June 12 is an important day in the cosmology of Detroit jazz: Marcus Belgrave and Geri Allen were both born on this day 21 years apart -- the former in Chester, Pa., in 1936, the later in Pontiac, just north of Detroit, in 1957. Belgrave, a trumpeter and teacher, was the griot of contemporary Detroit jazz, training multiple generations of students, the most famous of which -- Allen, Kenny Garrett, Robert Hurst, Regina Carter, Gerald Cleaver, Karriem Riggins, and others -- have had a major impact on the music in recent decades. Allen, a pianist, composer and conceptualist of the front-rank, was the first of these to come to attention in the early 1980s and in many ways the most influential.

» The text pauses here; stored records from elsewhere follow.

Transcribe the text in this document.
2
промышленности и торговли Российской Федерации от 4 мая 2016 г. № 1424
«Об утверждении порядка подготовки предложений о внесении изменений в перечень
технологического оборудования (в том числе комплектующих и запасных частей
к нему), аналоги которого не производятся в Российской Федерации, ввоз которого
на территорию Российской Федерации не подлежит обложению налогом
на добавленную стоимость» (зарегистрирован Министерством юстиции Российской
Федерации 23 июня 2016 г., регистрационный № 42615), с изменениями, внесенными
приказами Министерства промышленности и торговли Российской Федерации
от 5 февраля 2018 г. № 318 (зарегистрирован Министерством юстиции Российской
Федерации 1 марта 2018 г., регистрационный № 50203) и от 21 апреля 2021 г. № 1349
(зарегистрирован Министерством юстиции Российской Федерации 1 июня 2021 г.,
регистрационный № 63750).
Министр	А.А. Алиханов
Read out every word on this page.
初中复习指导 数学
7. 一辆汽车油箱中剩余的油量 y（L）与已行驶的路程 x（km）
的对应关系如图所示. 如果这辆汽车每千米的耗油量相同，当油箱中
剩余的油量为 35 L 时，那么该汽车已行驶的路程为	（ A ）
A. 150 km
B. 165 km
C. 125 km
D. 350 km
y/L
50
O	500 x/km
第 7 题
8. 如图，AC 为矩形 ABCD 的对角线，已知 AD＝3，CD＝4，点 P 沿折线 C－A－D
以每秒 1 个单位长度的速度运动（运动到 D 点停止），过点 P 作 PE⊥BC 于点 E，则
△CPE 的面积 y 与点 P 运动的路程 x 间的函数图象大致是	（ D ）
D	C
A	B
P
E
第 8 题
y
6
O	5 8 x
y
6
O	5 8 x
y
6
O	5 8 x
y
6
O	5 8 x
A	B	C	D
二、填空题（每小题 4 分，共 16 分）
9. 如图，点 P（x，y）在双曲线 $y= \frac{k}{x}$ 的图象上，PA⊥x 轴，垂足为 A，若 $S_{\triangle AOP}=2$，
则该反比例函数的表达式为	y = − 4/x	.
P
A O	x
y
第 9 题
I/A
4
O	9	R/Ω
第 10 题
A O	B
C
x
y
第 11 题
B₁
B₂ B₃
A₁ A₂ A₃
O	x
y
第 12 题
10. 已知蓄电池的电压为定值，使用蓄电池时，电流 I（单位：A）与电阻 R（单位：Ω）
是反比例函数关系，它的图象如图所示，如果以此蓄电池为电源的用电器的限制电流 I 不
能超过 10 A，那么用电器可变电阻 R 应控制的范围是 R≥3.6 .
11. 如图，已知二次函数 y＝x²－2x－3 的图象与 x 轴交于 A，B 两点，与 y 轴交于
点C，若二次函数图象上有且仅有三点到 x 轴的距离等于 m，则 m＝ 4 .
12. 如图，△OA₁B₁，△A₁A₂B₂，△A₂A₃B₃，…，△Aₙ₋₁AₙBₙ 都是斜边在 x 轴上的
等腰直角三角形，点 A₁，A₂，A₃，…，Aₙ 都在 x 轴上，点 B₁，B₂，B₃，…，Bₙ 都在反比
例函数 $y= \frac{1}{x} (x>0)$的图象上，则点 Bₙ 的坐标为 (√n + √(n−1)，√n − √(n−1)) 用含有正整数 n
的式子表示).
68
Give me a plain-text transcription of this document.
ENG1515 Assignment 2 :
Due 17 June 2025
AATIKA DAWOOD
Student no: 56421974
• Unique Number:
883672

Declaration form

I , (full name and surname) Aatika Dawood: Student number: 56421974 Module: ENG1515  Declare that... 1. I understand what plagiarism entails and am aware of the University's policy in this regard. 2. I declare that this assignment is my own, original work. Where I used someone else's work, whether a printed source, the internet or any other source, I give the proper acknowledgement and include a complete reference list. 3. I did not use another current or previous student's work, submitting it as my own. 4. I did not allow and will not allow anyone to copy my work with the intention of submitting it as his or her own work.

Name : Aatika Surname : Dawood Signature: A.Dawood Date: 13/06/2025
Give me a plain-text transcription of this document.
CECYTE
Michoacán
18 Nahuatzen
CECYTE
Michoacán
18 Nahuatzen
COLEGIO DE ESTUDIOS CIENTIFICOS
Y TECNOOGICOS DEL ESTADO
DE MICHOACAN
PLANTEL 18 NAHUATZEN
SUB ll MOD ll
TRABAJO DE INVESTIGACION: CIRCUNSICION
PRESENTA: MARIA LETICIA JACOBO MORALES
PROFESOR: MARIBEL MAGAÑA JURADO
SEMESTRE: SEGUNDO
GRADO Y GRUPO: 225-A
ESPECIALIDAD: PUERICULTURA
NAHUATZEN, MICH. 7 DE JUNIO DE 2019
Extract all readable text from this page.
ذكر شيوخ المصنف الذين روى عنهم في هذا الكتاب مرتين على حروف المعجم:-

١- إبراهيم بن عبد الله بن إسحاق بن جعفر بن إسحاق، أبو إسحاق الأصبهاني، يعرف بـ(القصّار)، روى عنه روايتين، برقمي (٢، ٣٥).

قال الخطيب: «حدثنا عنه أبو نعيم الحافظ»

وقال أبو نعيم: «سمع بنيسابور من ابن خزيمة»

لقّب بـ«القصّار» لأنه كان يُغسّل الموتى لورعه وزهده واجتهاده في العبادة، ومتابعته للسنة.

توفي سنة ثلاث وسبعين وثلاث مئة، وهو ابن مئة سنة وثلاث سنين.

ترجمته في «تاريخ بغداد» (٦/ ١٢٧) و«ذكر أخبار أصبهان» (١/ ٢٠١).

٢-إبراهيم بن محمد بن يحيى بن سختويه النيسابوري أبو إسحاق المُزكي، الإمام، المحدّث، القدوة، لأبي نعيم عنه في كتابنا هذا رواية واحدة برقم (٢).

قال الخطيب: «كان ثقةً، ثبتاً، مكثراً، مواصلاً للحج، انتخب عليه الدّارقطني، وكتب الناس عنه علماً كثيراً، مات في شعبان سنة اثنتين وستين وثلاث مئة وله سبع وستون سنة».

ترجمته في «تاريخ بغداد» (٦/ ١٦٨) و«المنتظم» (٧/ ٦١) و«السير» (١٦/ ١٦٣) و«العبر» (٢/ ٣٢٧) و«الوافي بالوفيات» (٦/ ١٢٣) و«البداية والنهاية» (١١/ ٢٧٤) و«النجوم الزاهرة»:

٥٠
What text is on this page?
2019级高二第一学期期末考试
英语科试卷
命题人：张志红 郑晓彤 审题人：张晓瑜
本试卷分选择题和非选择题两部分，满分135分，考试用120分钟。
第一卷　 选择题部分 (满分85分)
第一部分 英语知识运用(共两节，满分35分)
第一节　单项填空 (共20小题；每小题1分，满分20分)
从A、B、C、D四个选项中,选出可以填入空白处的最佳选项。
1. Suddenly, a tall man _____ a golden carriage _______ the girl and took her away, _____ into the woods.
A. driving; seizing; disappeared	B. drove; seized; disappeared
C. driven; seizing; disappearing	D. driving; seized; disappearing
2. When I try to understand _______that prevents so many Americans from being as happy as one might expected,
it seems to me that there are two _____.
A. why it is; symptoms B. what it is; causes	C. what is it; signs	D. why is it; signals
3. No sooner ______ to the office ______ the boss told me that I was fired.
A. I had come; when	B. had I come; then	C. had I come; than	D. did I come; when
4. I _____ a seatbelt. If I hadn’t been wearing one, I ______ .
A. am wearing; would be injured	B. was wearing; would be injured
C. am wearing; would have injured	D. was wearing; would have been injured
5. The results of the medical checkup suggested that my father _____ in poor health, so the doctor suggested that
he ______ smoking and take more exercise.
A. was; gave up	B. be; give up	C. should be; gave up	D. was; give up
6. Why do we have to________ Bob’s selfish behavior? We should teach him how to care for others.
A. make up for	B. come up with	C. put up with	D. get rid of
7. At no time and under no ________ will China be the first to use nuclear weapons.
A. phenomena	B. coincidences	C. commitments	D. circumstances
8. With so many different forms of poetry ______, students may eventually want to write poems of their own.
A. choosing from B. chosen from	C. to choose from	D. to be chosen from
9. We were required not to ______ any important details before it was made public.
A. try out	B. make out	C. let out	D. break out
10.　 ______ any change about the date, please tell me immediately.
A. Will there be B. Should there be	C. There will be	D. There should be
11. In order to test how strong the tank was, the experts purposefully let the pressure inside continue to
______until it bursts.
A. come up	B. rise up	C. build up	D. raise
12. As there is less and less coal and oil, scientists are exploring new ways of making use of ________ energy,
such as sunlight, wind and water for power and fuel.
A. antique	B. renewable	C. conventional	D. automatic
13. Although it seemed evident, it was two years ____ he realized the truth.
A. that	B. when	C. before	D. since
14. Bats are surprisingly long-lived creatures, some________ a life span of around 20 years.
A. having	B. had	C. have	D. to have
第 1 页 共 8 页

Belgrave and Allen had a special relationship -- like father and daughter -- and love was in the air whenever you saw and heard them play together. Not just in the familial chemistry between them, but the bond they shared as mentor and protégé, as Detroiters, and as the embodiement of the city's jazz tradition. It's difficult to accept that both are gone now. Belgrave's heart finally gave out in 2015 at age 78. Tragically, Allen passed at ge of 60 from cancert in June 2017; the shock of her early death still has not worn off.
They made seven recordings together. Under Allen's name are: "Open on All Sides" (1986) "The Nurturer" (1990) "Maroons" (1992) "The Life of a Song" (2004), and "Grand River Crossing" (2012). Under Belgrave's name are "Working Together" (1992), and "Live at Kerrytown Concert House" (1993). I cherish this duet performance of "Sweet Lorraine" on the Kerrytown disc that finds the trumpeter singing (at Allen's request) and impishly changing the lyric at times to "sweet Geri."
Coda: The photo above, which I took in 2014 at the Kerrytown Concert House in Ann Arbor, shows Belgrave with Allen, Riggins (far left), and Hurst (far right). I included this picture in "Jazz from Detroit."